El pueblo defiende su legado político y cultural


Para la escritora, lingüista y analista del discurso Isabel Rivero D’Armas, el control territorial y cultural, ejercido mediante una represión que reduce la capacidad de acción y de ser del otro, constituye el objetivo central del imperialismo, que se impone para acumular más poder en una guerra que parece dirigirse contra el mundo entero. Subraya que el ataque de Estados Unidos contra Venezuela es un ejemplo actual de ese lenguaje represivo, sin embargo, el pueblo ha respondido contra la manipulación discursiva.

En su obra «El habla del venezolano», Rivero D’Armas advierte que “siempre ha existido la ley de la selva (…). Eso significa que unos pocos, al tener más poder, privilegios o recursos, insisten en relegar y reprimir a los demás (…). Casi nunca se da a conocer abiertamente cuál es el verdadero objetivo: disminuir la capacidad de acción del otro”.

En entrevista con Últimas Noticias, la especialista explicó que en toda agresión militar “hay un lenguaje represivo para demostrar la fuerza del hegemón, sin que importe el derecho internacional ni el respeto a los derechos humanos que, contrariamente a sus acciones, pregonan. Menos aún la constitución de un país”.

Añadió que se trata de una forma de comunicar dominio absoluto: “te tenemos bajo control”, vulnerando sistemas de seguridad y, más allá, la mente y la identidad cultural de los pueblos. “Tu ideología, gustos, visión de mundo, forma de interpretar la realidad y, por ello, tu identidad, lo que involucra el lenguaje y esto, a su vez, lo cultural”, explicó.

Afirma que hoy no solo se manipula con narrativas falsas, sino que se normaliza el saqueo. “Ni siquiera se preocupan solo por manipular, para justificar las acciones con falsas narrativas que demonizan a quien consideran hostil a sus intereses, sino que normalizan el saqueo cuando, por ejemplo, expresan que ahora se hacen cargo de nuestro petróleo”, comentó.

El valor de la calle

La analista también destacó que, frente a esa imposición, el presidente Nicolás Maduro se presenta “con la frente en alto como un prisionero de guerra, porque han violentado la soberanía de un país; no tiene nada que temer ni esconder. Se crece como líder político y luchador social. Manda un mensaje que nos transmite fuerza y empáticamente nos conecta con el comandante Hugo Chávez y su legado político y cultural, porque refuerza los valores que definen nuestra identidad nacional como pueblo indomable”.

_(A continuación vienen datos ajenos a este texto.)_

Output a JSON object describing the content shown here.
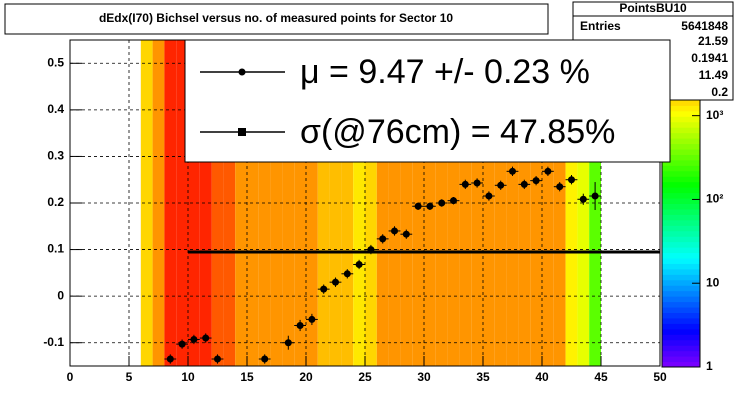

Según su criterio, el pueblo venezolano, en respuesta a los ataques militares de EE. UU., marcha masivamente en defensa de su presidente. “Con ello, desmiente las matrices mediáticas y reafirma que Maduro cuenta con el apoyo mayoritario de los venezolanos.

Esta acción constituye un golpe certero contra la manipulación discursiva con que han intentado controlarnos y mantenernos sumisos, y envía un mensaje al mundo que posiciona a nuestro país como una nación que respeta los valores democráticos, pone en tela de juicio a quienes dicen defender la democracia, pero contrariamente oprimen y someten a los pueblos que han decidido ser libres”.

Lo afirmativo venezolano

Asegura que el legado cultural de Chávez se refleja en la reafirmación de la identidad nacional y en la defensa de la independencia. La expresión “lo afirmativo venezolano”, del intelectual venezolano Augusto Mijares, es uno de los conceptos que ha rescatado el ministerio de la Cultura, tanto en el período de Chávez como en el de Maduro.

“Se manifiesta al afianzar los valores de nuestra identidad nacional desde lo sociohistórico, en particular de nuestra independencia, en lo relativo a que somos una nación soberana, libre e independiente. Esto nos conecta con nuestra Constitución en cuanto a los principios del ideario bolivariano que la fundamentan”, opina.

No hay que olvidar, agrega, que Chávez rescató la importancia de nuestros símbolos patrios y nuestra dignidad.